Thursday, October 20, 2011

C.S. Lewis...in the role of "Uncle Screwtape"

Screwtape...on tape...in my car. Horrifying and funny. Makes the "real world" outside my car... seem very different. Far more poignant now than the first time I read it as a teenager.

"Aggravate that most useful human characteristic, the horror and neglect of the obvious. You must bring him to a condition in which he can practice self-examination for an hour without discovering any of those facts about himself which are perfectly clear to anyone who has ever lived in the same house with him or worked in the same office."

"Do what you will, there is going to be some benevolence, as well as some malice, in your patient's soul. The great thing is to direct the malice to his immediate neighbours whom he meets every day and to thrust his benevolence out to the remote circumference, to people he does not know.
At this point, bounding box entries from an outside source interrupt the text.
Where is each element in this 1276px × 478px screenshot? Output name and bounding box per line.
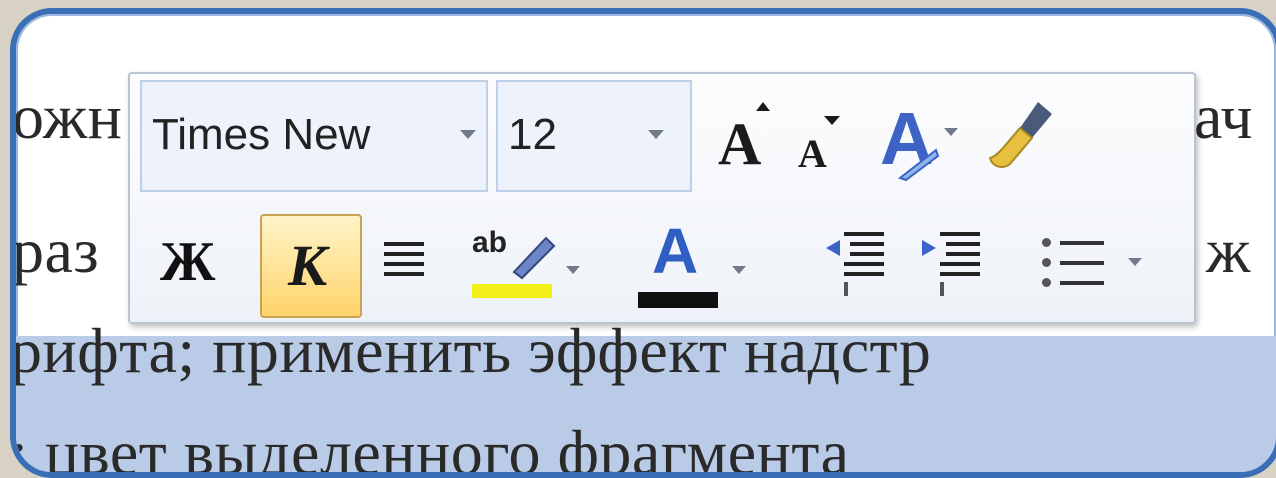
font-color-icon: A — [652, 215, 699, 287]
font-color-button[interactable]: A — [634, 215, 746, 312]
bold-button[interactable]: Ж — [144, 216, 222, 306]
bold-icon: Ж — [160, 231, 216, 293]
doc-text-line-3: рифта; применить эффект надстр — [10, 315, 932, 386]
font-size-value: 12 — [508, 110, 557, 159]
doc-text-line-1-left: ожн — [12, 81, 123, 152]
mini-formatting-toolbar: Times New 12 A A A Ж К ab A — [128, 72, 1196, 324]
bullet-list-button[interactable] — [1038, 226, 1148, 300]
increase-indent-icon — [920, 232, 984, 304]
grow-font-button[interactable]: A — [710, 94, 780, 184]
styles-brush-icon — [897, 148, 940, 182]
styles-button[interactable]: A — [872, 94, 972, 190]
doc-text-line-4: ; цвет выделенного фрагмента — [10, 417, 850, 478]
doc-text-line-2-right: ж — [1206, 215, 1251, 286]
chevron-down-icon[interactable] — [648, 130, 664, 139]
font-size-combobox[interactable]: 12 — [496, 80, 692, 192]
format-painter-icon — [988, 102, 1052, 168]
marker-icon — [512, 236, 556, 280]
center-align-button[interactable] — [380, 234, 430, 294]
chevron-down-icon[interactable] — [566, 266, 580, 274]
highlight-label: ab — [472, 226, 508, 259]
highlight-color-swatch — [472, 284, 552, 298]
chevron-down-icon[interactable] — [1128, 258, 1142, 266]
grow-font-icon: A — [718, 111, 762, 177]
chevron-down-icon[interactable] — [732, 266, 746, 274]
font-name-combobox[interactable]: Times New — [140, 80, 488, 192]
triangle-up-icon — [756, 102, 770, 111]
doc-text-line-1-right: ач — [1194, 81, 1254, 152]
decrease-indent-icon — [824, 232, 888, 304]
slide-frame: ожн ач раз ж рифта; применить эффект над… — [10, 8, 1276, 478]
italic-button[interactable]: К — [260, 214, 362, 318]
shrink-font-button[interactable]: A — [790, 100, 854, 184]
italic-icon: К — [288, 233, 328, 298]
chevron-down-icon[interactable] — [460, 130, 476, 139]
shrink-font-icon: A — [798, 131, 827, 176]
highlight-button[interactable]: ab — [470, 216, 580, 312]
doc-text-line-2-left: раз — [12, 215, 100, 286]
chevron-down-icon[interactable] — [944, 128, 958, 136]
increase-indent-button[interactable] — [920, 226, 984, 300]
decrease-indent-button[interactable] — [824, 226, 888, 300]
font-color-swatch — [638, 292, 718, 308]
font-name-value: Times New — [152, 110, 371, 159]
format-painter-button[interactable] — [980, 94, 1070, 190]
triangle-down-icon — [824, 116, 840, 125]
The malice thus become wholly real and the benevolence largely imaginary."

“The Enemy (God) wants him, in the end, to be so free from any bias in his own favour that he can rejoice in his own talents as frankly and gratefully as in his neighbour’s talents-or in a sunrise, an elephant, or a waterfall.”

“The characteristic of pains and pleasures is that they are unmistakably real, and therefore, as far as they go, give the man who feels them a touchstone of reality.”

1 comment:

Jason said...

I just picked this up again about a week ago. Definitely provides a twisted perspective on creation.